The exhibition micro territories by Milica Crnobrnja Vukadinović refers to those small, deeply personal spaces where one belongs only to oneself—spaces where all life roles are relinquished, allowing existence in its purest form. These are solitary places, personal worlds. The artist takes the viewer through a distilled, intimate narrative—a history of micro territories conquered within shared living spaces.
Goran Despotovski, in his solo show ASC/DESC, questions past systems and the new world order that now negates previously established values. His installation, made up of depersonalized mannequins, represents the human being in its bare existence—lost in a value-less world. These faceless people live in the belief that they have no control over their own lives: neutral, powerless, inauthentic, lifeless.
In his exhibition Domus vulgaris, Mladen Bundalo presents a selection of recent works developed as part of a long-term research project on the theme of “home.” The home is treated as a living entity, with its own history, facing challenges, uncertainty, and instability in modern society. The exhibition reflects the artist’s thinking, based on personal experience and work abroad, and more broadly, on how people perceive the world, identity, culture, and belonging.
Through her exhibition Corpus: Passion Fruit, Albedo, Ana Mušćet presents two formally minimalist, refined works addressing personal heritage within the framework of social trauma. Both works are the result of her long-term research into the forced disappearances during the wars of the 1990s, particularly in the Vukovar-Syrmia region. The short video Passion Fruit explores our internal capacities to confront trauma and understand the unknown. Albedo is a temporary, site-specific installation at the back of the gallery that more directly confronts us with emptiness, creating discomfort while also questioning the role of the Sun as a metaphor for the omnipresent subconscious of the living world.
Filip Rađenović, in his solo exhibition Rapture, addresses violence against bodies perceived as different, undesirable, and threatening in our society. A series of photographs depict drag characters bearing visible signs of violence and abuse. These works give identity and voice to bodies that have collected scars over a lifetime of navigating societies rooted in fear and hatred toward LGBT+ individuals.

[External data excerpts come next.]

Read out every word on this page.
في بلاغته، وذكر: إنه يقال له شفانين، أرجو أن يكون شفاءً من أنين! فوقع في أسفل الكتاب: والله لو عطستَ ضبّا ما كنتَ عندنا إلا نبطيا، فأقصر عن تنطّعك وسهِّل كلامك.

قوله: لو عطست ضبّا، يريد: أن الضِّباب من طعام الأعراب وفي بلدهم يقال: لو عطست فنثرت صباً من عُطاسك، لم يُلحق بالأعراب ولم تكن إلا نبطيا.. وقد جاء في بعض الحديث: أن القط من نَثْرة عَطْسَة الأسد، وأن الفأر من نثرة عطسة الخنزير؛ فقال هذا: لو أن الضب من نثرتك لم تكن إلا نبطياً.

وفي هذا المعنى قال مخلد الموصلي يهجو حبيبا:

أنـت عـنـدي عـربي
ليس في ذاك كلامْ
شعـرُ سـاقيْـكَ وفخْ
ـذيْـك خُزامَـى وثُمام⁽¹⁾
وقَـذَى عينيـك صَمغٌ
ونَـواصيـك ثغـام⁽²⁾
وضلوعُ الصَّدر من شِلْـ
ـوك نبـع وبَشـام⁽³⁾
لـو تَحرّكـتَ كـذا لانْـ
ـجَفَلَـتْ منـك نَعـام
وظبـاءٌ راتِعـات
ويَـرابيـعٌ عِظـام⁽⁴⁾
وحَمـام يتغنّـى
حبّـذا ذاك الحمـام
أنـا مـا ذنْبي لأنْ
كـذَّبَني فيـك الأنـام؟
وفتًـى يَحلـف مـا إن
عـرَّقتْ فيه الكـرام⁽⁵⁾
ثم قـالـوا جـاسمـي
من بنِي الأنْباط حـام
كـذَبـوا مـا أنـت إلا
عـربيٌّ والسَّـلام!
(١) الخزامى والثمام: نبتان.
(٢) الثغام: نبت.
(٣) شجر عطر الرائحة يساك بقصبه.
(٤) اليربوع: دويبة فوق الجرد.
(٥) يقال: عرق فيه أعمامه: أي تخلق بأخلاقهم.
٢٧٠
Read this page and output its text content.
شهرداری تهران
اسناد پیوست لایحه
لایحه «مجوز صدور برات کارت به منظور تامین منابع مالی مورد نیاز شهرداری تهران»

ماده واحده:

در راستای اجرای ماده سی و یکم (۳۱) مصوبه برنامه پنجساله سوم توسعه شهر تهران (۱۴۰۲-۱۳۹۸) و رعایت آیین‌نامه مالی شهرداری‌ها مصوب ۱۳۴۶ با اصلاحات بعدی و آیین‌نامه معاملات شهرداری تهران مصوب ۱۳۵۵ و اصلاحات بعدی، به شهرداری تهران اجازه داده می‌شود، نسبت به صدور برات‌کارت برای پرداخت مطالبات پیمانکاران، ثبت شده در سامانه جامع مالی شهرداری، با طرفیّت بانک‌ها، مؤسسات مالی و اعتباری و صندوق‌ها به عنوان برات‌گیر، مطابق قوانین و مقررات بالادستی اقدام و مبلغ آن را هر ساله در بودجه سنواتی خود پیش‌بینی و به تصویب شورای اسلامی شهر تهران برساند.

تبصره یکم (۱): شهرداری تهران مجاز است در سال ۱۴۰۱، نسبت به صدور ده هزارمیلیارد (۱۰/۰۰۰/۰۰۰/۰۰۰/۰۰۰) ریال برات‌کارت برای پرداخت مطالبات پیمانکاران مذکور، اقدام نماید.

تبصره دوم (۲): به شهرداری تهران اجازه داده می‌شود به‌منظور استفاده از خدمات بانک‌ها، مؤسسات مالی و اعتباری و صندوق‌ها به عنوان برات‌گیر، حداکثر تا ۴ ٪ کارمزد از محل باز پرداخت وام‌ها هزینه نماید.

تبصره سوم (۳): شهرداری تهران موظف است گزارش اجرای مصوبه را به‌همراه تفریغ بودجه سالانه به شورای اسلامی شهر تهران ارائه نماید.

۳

Luka Trajković’s solo exhibition Where I’m Calling From presents a series of photographs that resemble film stills. Carefully constructed and dramaturgically choreographed, these image-sequences convey the artist’s view as a cinematographer, now translated into the medium of still photography. Each sequence hides a story—of an event, or of the subject in the frame—capturing subtle, nearly intangible moments in a frozen instant.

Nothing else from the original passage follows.